Setelah anak anak pergi, aku berusaha memancing Paul untuk setidaknya bercerita padaku.

" Kamu beneran ga akan pulang dan akan menginap di Fukuoka..? Ga macem macem kan..?" Pancingku.

" Aku ada urusan,kalau harus bolak balik, sayang ongkos dan waktu.
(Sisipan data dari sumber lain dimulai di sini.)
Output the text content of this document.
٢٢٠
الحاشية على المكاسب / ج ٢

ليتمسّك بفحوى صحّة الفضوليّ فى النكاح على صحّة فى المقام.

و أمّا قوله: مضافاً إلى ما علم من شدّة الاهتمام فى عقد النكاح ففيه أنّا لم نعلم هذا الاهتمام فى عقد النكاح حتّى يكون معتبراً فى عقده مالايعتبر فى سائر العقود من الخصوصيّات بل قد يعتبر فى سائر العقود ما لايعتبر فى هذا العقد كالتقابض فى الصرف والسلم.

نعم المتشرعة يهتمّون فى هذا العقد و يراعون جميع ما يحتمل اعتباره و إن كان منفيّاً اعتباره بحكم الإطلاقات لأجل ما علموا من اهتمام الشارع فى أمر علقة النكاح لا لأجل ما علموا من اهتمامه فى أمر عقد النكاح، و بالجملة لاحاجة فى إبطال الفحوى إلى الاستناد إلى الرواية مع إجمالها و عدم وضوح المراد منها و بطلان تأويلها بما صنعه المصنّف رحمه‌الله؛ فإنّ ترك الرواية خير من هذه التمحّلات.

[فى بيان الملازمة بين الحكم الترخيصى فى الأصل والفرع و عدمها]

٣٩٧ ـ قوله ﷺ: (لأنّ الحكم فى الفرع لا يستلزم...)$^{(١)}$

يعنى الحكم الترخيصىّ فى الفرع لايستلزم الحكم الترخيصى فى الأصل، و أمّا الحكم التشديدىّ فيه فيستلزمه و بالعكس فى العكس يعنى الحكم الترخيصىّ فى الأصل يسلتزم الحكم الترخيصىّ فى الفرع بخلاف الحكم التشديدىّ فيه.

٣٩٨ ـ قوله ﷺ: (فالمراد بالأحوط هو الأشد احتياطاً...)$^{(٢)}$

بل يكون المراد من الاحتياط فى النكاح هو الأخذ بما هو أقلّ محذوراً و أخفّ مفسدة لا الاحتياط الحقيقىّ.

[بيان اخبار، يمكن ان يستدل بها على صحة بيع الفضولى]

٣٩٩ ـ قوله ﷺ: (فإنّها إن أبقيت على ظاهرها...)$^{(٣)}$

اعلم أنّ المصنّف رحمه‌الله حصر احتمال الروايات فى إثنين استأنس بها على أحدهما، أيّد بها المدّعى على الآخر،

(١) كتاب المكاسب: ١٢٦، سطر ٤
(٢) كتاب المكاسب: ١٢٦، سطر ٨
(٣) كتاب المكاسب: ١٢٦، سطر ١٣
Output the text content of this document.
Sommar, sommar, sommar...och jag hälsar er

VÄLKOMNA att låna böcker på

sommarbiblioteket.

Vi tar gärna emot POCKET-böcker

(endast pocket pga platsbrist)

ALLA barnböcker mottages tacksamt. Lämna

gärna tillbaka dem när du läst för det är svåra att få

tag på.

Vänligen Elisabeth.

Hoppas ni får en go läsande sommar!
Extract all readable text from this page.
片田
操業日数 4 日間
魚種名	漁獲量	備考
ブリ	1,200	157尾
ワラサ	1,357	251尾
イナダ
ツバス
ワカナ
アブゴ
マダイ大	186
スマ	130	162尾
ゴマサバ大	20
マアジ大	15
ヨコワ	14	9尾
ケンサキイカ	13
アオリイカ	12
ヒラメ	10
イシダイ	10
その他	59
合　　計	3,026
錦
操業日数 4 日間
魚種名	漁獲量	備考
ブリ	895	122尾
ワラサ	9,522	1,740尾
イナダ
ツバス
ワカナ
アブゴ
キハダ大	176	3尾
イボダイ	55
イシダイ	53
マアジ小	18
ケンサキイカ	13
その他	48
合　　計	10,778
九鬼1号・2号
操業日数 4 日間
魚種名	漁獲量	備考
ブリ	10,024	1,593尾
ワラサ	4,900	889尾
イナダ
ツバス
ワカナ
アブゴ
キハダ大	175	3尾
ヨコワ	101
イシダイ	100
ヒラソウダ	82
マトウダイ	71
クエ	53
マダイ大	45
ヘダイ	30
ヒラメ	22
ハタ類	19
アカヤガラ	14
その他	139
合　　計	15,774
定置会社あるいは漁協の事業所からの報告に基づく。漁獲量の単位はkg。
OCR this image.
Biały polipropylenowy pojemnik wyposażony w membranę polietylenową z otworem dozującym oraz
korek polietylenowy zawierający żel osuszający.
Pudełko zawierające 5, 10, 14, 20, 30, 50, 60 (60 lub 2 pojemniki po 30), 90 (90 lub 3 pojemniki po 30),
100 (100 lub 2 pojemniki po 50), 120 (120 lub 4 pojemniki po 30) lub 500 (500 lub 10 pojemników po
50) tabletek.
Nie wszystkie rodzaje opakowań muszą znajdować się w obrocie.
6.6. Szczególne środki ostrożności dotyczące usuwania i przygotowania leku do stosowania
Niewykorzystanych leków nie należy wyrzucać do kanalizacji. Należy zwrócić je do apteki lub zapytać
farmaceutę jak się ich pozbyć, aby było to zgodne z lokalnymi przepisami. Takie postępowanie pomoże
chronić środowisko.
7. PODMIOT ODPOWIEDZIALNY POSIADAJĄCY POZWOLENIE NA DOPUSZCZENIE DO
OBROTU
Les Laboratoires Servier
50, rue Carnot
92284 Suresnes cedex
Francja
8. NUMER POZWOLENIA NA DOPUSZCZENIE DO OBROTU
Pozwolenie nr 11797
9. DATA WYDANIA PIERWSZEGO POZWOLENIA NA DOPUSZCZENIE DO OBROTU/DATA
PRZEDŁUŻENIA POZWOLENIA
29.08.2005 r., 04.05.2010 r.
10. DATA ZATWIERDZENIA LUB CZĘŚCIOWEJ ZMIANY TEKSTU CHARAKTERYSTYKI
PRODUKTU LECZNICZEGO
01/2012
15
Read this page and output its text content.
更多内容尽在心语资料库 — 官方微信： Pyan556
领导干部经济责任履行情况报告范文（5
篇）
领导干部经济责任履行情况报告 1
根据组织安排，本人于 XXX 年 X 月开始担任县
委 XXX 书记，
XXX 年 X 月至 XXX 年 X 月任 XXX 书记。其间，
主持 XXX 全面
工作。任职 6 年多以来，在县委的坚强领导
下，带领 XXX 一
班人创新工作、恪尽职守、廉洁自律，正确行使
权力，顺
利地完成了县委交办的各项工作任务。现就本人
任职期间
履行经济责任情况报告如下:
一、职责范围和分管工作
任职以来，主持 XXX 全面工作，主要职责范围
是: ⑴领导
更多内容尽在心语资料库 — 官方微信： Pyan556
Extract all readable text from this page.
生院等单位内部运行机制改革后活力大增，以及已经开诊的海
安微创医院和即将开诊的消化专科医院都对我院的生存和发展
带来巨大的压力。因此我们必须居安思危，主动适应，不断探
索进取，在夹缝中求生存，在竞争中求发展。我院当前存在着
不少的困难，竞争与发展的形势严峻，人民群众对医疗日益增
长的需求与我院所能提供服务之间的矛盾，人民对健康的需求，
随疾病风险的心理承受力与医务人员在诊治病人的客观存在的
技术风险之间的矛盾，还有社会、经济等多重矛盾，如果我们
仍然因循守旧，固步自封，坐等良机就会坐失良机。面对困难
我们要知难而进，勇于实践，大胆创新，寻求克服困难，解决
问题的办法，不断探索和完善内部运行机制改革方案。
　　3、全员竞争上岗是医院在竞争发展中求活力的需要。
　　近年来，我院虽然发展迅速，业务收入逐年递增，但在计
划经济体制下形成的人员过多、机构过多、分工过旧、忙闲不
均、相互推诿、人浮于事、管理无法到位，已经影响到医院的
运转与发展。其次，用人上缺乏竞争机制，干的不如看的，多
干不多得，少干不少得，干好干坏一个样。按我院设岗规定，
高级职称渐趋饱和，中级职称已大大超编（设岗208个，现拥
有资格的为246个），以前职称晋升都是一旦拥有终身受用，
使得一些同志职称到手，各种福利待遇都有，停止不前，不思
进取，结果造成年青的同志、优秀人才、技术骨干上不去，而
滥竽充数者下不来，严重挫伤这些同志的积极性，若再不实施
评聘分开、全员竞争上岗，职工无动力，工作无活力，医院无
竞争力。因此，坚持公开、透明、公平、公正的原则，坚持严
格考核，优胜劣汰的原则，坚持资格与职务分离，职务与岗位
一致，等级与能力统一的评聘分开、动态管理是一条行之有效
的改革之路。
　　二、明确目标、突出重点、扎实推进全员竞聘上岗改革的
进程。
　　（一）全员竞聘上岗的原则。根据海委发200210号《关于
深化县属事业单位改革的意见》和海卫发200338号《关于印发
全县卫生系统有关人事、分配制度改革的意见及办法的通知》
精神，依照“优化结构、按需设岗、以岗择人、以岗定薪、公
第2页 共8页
Lagian kan ini buat kita, aku ga kan macem macem lah.." aku tertegun mendengar jawab Paul, sejak kapan suamiku itu perhitungan, dan ini hanya ongkos Ferry lho.

"Iya deh, aku percaya kamu ga macem-macem kok. Kalau kamu itu sedang berjuang buat kita, bukan buat orang lain," sindir ku lalu tersenyum.

Paul yang tengah makan tiba-tiba tersedak mendengar ucapanku.

"Kamu , kenapa? Pelan-pelan makannya, kayak ada yang nungguin aja," selorohku sembari menyerahkan segelas air minum.

Paul masih terbatuk-batuk sampai-sampai wajahnya memerah. Lalu, segera minum air dari gelas pemberianku.

" Kamu gak apa-apa, 'kan?" tanyaku lagi setelah batuknya mereda.

"Gak apa-apa, kayaknya tadi aku cuma terlalu bersemangat aja makannya," jawab Paul semakin terdengar tak masuk akal.

"Ya udah kalau gitu, aku berangkat dulu ya, aku nyebrang setelah makan siang, aku mau kantor haddan dulu!" pamitnya seraya bangkit dari tempat duduk.

Paul membuka kantor di Haddan dekat dari rumah kami. Kalau jalan kaki sekitar sepuluh menit.

Aku pun ikut berdiri dan menyambut tangannya. Lalu, menciumnya dengan takzim.

Paul mencium kening dan kedua pipiku dan berakhir kecupan di bibir seperti ritual kami biasanya.

"Aku berangkat ya!" Paul pun kembali pamit, sebelum ia benar-benar pergi dengan membawa tas kerjanya dan rangsel berisi beberapa helai pakaian.

Aku mengangguk. "Hati-hati sayang jangan lupa jaga hati, jaga mata!" ucapku sembari melempar senyum bercanda.

Namun, ternyata sukses membuat Paul nampak salah tingkah.

"Kamu kaya aku itu lagi puber aja, mesti diingatin jaga hati jaga mata segala," kilah Paul dengan tersenyum kikuk.

Aku tertawa. "Siapa tau berguna,. Saat lagi lihat yang bling bling ," ucapku masih dengan nada candaan.

Paul nampak tersenyum, meski sebenarnya ia tidak bisa menutupi rasa salah tingkah saat mendengar ucapanku tersebut.